In your dear little ear

You’ve got to be carefully taught.

This simple song about racism was controversial in its time. The show’s composers and producers were accused of Communist sympathies. Legislators in Georgia introduced a bill to outlaw entertainment containing “an underlying philosophy inspired by Moscow.”

Some of us may be surprised to learn that racism was so openly defended and advocated by elected officials as late as the mid-20th century. But recent events remind us that racism and ethnic hatred continue to infect our society in disturbing ways.

I’m referring specifically to the march by white supremacists in Charlottesville, Va., who rallied to protest a decision to remove a statue of the Confederate general Robert E. Lee.

Americans were shocked to see images of about 250 young people in khaki pants and white polo shirts marching with tiki torches through a university campus founded by Thomas Jefferson as they shouted racist and anti-Semitic slogans. Comments made afterward by the President of the United States unfortunately did not calm the waters.

More recently, the President stirred the pot again with his decision to end the program called Deferred Action for Childhood Arrivals or DACA.

DACA is broadly seen as a reasonable policy to protect young people who were brought to America as children but have obeyed our country’s laws as they build careers and families in pursuit of the American Dream.

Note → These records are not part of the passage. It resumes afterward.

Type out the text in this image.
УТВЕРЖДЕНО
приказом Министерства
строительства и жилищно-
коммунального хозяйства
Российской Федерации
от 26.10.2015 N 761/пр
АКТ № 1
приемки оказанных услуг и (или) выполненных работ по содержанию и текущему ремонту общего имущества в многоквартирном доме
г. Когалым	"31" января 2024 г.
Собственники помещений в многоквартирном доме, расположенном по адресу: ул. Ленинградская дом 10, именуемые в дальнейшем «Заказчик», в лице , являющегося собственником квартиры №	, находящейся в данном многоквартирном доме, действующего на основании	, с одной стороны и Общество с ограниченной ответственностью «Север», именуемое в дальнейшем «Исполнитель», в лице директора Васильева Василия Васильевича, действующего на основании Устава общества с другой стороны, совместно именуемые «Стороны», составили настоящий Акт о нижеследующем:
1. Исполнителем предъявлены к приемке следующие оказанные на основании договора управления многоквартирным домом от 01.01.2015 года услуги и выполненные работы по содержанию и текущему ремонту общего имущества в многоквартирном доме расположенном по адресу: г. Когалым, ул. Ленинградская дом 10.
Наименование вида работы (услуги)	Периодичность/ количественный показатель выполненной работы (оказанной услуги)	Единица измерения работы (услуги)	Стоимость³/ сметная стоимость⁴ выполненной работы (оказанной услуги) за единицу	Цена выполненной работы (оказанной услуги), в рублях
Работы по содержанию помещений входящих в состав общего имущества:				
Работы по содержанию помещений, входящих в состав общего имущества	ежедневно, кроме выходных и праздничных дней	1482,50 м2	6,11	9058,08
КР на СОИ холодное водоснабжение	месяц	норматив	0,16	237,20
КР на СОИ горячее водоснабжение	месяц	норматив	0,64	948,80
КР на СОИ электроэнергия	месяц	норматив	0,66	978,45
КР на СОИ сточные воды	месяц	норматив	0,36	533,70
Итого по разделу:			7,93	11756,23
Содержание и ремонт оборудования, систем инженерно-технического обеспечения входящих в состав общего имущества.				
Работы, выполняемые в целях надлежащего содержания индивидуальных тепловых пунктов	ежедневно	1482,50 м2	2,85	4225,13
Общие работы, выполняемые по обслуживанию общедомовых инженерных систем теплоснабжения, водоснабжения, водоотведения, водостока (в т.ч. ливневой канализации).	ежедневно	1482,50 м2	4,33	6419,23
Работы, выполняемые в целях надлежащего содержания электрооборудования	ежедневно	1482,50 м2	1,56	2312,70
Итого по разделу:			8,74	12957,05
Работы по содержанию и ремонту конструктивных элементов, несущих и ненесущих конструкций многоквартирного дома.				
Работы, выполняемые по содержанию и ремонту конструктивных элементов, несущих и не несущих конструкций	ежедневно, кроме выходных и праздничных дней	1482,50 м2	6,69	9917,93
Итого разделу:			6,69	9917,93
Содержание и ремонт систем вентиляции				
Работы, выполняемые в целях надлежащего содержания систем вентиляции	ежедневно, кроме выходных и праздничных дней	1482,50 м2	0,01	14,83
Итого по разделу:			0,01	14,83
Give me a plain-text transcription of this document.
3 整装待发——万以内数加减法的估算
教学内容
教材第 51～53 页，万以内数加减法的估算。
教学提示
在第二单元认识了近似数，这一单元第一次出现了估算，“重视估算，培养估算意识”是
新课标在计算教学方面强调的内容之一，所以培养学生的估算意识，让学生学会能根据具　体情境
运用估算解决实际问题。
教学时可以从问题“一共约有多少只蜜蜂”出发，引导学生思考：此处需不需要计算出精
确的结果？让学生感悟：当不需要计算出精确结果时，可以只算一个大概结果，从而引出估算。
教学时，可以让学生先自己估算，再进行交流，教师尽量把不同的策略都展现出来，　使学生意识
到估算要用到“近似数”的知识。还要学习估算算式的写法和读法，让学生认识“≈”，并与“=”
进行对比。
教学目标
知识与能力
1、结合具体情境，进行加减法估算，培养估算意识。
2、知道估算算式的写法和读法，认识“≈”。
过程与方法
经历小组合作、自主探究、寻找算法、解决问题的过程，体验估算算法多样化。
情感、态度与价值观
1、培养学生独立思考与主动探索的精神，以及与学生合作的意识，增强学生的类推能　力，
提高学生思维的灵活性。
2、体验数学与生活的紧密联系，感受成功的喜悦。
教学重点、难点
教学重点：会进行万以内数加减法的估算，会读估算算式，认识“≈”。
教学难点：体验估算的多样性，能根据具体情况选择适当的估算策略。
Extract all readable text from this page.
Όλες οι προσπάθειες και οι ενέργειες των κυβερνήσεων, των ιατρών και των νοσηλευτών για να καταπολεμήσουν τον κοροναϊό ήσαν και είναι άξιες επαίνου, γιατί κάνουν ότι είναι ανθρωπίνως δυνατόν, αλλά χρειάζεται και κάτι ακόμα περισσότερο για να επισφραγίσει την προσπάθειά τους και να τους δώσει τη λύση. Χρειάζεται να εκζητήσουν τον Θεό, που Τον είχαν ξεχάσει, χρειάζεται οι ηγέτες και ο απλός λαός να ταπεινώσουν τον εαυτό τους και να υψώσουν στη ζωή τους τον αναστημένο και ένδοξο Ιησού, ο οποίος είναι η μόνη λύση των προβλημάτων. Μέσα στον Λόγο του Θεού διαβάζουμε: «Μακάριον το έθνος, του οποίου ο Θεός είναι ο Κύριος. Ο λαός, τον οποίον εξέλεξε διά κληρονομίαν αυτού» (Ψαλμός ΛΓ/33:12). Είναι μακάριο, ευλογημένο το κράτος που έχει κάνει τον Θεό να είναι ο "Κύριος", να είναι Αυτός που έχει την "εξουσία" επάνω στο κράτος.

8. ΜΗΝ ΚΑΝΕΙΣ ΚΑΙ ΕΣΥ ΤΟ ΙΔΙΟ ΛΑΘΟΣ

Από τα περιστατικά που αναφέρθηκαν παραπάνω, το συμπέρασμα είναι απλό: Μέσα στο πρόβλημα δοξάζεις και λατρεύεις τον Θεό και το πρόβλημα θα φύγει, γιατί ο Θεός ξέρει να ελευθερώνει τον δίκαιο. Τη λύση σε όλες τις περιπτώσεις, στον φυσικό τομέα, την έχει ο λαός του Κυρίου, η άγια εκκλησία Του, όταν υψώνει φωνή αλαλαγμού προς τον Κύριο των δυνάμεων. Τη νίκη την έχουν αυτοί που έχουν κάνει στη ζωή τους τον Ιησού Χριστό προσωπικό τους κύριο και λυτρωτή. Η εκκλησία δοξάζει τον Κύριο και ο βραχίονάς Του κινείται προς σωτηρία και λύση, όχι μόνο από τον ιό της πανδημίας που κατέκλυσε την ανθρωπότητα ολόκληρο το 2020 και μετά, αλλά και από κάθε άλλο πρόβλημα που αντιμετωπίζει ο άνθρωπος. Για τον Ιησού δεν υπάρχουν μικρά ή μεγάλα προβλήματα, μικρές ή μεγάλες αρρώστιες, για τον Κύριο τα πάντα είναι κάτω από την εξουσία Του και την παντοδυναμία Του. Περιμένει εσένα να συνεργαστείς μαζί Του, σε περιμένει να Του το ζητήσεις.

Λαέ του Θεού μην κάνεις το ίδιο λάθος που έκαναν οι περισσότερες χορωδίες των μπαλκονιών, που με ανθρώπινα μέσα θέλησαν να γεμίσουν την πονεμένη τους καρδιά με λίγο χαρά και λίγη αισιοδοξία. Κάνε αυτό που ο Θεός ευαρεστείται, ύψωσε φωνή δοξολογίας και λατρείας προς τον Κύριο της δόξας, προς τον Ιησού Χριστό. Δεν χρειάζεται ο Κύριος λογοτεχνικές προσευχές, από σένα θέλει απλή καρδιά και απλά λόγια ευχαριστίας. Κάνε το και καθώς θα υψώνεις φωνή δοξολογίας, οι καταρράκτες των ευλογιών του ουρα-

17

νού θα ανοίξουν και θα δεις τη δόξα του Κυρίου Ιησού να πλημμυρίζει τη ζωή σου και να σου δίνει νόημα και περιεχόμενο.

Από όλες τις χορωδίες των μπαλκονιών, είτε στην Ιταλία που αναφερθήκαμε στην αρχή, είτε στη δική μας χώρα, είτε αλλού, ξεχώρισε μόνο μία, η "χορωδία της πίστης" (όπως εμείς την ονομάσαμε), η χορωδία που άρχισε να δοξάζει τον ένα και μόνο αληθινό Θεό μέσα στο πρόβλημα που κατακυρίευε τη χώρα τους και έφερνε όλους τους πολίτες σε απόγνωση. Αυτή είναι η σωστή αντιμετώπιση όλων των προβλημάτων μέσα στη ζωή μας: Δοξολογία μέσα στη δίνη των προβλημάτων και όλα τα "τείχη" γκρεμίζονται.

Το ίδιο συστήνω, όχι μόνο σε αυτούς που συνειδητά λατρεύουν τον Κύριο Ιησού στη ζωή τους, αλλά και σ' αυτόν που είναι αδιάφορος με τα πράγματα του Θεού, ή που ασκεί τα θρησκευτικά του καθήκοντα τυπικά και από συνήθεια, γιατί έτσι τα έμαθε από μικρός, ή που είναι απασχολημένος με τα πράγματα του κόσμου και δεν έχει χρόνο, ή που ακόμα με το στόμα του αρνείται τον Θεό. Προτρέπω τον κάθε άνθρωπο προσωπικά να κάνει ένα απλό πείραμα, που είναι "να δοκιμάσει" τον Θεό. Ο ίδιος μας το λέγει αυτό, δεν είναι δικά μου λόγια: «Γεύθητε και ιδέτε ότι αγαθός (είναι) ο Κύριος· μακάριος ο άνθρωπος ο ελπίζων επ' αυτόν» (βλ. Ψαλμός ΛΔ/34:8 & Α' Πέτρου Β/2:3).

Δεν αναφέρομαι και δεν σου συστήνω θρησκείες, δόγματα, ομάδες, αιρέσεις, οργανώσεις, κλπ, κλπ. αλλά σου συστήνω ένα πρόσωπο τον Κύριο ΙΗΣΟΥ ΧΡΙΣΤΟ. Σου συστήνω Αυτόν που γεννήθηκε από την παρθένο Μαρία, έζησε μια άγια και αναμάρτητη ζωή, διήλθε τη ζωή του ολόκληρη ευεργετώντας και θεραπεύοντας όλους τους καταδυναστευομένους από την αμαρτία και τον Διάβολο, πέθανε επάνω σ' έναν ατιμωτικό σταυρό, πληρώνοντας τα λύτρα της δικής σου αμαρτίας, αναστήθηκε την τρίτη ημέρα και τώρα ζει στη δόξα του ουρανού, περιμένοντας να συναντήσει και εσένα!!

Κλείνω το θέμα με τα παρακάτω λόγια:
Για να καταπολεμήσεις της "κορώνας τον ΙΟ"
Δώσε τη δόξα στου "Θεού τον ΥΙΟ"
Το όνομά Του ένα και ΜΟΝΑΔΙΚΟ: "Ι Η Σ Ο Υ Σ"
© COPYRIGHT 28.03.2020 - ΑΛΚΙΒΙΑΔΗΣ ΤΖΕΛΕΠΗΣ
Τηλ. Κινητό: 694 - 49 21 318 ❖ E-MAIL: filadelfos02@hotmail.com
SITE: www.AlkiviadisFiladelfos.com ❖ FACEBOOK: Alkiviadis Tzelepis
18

For the most part, the President’s supporters in this action insist they oppose DACA on purely legal grounds. They emphatically resent being called racists. And yet I can’t help wondering how much of this opposition was motivated by a desire to rid our country of “foreigners” who don’t look like “us.”

We’ll see how this shakes out as Congress considers restoring DACA protections for “Dreamers” in the next few months. The President certainly deserves credit for announcing his support for such legislation.

In the meantime, I take comfort in learning that a comment by former President Barack Obama has become the most “liked” tweet of all time.

Invoking the late South African President Nelson Mandela, Obama wrote:

“No one is born hating another person because of the color of his skin or his background or his religion…”

Yes, you’ve got to be carefully taught.

I try my best to be careful about what I teach my three children. I teach them to respect, appreciate and cherish all human beings, in all their many varieties.

That’s the American way.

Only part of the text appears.